The function can now be called by:

avg_gdp_in_decade('Japan','asia',1983)
20880.023800000003

Simulating a dynamical system

In mathematics, a dynamical system is a system in which a function describes the time dependence of a point in a geometrical space. A canonical example of a dynamical system is the logistic map, a growth model that computes a new population density (between 0 and 1) based on the current density. In the model, time takes discrete values 0, 1, 2, …

  1. Define a function called logistic_map that takes two inputs: x, representing the current population (at time t), and a parameter r = 1. This function should return a value representing the state of the system (population) at time t + 1, using the mapping function:

    f(t+1) = r * f(t) * [1 - f(t)]

  2. Using a for or while loop, iterate the logistic_map function defined in part 1, starting from an initial population of 0.5, for a period of time t_final = 10. Store the intermediate results in a list so that after the loop terminates you have accumulated a sequence of values representing the state of the logistic map at times t = [0,1,...,t_final]. Print this list to see the evolution of the population.

  3. Encapsulate the logic of your loop into a function called iterate that takes the initial population as its first input, the parameter t_final as its second input and the parameter r as its third input. The function should return the list of values representing the state of the logistic map at times t = [0,1,...,t_final]. Run this function for periods t_final = 100 and 1000 and print some of the values.

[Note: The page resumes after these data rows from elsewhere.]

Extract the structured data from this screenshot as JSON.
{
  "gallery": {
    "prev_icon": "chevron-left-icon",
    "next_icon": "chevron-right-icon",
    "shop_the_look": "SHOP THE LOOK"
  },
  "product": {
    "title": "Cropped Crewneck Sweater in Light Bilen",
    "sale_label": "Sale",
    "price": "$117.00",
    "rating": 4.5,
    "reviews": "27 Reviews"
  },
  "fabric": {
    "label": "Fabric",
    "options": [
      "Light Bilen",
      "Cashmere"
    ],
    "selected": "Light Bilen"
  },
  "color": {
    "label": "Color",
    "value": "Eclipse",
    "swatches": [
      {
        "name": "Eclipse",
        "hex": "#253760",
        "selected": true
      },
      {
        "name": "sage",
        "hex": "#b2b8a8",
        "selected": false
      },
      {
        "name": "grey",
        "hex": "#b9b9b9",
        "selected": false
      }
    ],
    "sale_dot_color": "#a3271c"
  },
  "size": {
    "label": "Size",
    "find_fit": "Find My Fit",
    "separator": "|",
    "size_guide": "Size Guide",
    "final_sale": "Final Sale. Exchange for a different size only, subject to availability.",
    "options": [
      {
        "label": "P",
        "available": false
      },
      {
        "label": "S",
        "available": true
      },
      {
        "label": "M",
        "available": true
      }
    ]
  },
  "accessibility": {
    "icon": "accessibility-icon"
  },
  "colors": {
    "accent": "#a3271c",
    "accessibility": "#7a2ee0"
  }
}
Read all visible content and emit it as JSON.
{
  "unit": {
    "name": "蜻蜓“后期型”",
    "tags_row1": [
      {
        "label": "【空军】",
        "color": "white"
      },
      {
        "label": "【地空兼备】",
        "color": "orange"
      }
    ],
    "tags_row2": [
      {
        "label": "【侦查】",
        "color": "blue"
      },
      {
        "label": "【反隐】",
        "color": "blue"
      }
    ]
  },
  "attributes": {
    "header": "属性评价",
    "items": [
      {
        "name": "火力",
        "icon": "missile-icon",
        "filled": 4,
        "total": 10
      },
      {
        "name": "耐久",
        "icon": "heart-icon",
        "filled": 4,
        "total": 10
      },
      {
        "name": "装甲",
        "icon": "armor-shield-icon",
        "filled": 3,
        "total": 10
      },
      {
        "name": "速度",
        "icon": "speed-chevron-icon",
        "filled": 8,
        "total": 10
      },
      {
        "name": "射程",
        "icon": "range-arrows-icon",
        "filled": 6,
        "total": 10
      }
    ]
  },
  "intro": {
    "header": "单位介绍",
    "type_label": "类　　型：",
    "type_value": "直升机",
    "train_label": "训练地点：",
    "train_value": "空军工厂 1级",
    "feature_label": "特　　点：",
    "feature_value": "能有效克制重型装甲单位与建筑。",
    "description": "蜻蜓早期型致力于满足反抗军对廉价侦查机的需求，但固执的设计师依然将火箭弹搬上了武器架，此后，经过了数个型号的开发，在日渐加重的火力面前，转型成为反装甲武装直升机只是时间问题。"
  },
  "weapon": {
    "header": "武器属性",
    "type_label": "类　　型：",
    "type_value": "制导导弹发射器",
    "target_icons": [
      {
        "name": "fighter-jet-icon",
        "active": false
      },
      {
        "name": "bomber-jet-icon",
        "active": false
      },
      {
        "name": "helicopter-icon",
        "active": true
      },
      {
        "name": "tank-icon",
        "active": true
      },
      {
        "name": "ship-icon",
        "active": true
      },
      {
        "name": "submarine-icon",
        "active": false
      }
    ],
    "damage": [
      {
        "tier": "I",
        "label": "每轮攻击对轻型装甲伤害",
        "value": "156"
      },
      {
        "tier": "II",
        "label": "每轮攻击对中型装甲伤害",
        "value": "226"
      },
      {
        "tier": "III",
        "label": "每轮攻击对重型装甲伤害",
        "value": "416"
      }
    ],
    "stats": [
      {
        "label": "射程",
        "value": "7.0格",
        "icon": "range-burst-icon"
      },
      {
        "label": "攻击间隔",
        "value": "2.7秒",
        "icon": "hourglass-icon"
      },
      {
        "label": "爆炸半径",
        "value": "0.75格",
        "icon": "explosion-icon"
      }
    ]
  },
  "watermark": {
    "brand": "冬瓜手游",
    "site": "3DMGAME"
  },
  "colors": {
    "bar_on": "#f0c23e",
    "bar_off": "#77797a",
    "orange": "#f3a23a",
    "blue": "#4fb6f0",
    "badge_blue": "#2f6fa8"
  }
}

Is the population trending toward a steady state?

Solution

  1. def logistic_map(x, r):
        return r * x * (1 - x)
    
  2. initial_population = 0.5
    t_final = 10
    r = 1.0
    population = [initial_population]
    for t in range(1, t_final):
        population.append( logistic_map(population[t-1], r) )
    
  3. def iterate(initial_population, t_final, r):
        population = [initial_population]
        for t in range(1, t_final):
            population.append( logistic_map(population[t-1], r) )
        return population
    
    for period in (10, 100, 1000):
        population = iterate(0.5, period, 1)
        print(population[-1])
    
    0.07508929631879595
    0.009485759503982033
    0.0009923756709128578
    

    The population seems to be approaching zero.

Key Points

  • Break programs down into functions to make them easier to understand.

  • Define a function using def with a name, parameters, and a block of code.

  • Defining a function does not run it.

  • Arguments in call are matched to parameters in definition.

  • Functions may return a result to their caller using return.